Vignettes are short stories along with a set of questions that engage the reader to comment on the story. Vignettes have been used in professional academic programs (e.g., teacher preparation and medical education), for professional development in various fields (e.g., teaching ethics in psychology and medicine), and in various research fields for data collection. In this work, vignettes are used to elicit students' understanding of dispositions in computing education. Professional dispositions enable behaviors that are valued in the workplace, such as adaptability or self-directedness. They are often explicitly stated in computing job postings. While the relevance of dispositions is widely recognized in the workplace, only recently have curricular guidelines for computing programs recognized professional dispositions as an integral part of competencies and as complementary to knowledge and skills. There is scarce literature on the use of vignettes in teaching undergraduate computing, or on how best to foster dispositions in students. In this project, four faculty from four diverse institutions in the U.S., along with three consulting experts, have collaborated to design and evaluate the use of vignettes in the classroom. This paper documents researchers' efforts to gain insights into students' perceptions of dispositions through the use of vignettes. Such insights may guide educators to identify pedagogical strategies for fostering dispositions among students. This paper presents an iterative process for vignette design with continuous review by researchers and focus group members. The vignettes in this study use stories of situations which demonstrate the application of a disposition, drawn from various fields and walks of life to represent diverse groups and experiences. Students are presented with the vignette story and asked to identify the disposition illustrated. To elicit students' understanding of dispositions in terms of their personal behaviors, students are asked to describe a situation in which they have experienced the disposition. Lessons learned in the design and use of vignettes are discussed. 

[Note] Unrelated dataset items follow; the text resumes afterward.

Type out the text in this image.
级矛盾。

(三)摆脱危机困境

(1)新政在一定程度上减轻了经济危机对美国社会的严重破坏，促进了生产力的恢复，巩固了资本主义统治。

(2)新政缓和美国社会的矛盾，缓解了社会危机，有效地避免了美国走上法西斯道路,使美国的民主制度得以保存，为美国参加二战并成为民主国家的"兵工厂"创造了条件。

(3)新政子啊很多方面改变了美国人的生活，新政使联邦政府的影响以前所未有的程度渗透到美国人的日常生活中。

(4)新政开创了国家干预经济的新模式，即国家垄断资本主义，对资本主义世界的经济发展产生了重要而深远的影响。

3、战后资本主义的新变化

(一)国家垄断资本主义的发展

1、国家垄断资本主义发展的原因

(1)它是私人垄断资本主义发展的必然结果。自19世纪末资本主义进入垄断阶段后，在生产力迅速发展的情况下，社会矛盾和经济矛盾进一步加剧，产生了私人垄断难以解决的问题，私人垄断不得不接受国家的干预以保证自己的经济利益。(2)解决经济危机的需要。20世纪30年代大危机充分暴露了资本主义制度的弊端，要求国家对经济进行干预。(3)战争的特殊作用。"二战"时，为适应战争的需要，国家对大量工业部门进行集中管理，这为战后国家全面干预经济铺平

Dispositions, along with skills and knowledge, form the three components of competency-based education. Moreover, studies have shown dispositions to be necessary for a successful career. However, unlike evidence-based teaching and learning approaches for knowledge acquisition and skill development, few studies focus on translating dispositions into observable behavioral patterns. An operationalization of dispositions, however, is crucial for students to understand and achieve respective learning outcomes in computing courses. This paper describes a multi-institutional study investigating students’ understanding of dispositions in terms of their behaviors while completing coursework. Students in six computing courses at four different institutions filled out a survey describing an instance of applying each of the five surveyed dispositions (adaptable, collaborative, persistent, responsible, and self-directed) in the courses’ assignments. The authors evaluated data by using Mayring’s qualitative content analysis. The result was a coding scheme with categories summarizing students’ concepts of dispositions and how they see themselves applying dispositions in the context of computing. These results are a first step in understanding dispositions in computing education and how they manifest in student behavior. This research has implications for educators developing new pedagogical approaches to promote and facilitate dispositions. Moreover, the operationalized behaviors constitute a starting point for new assessment strategies of dispositions.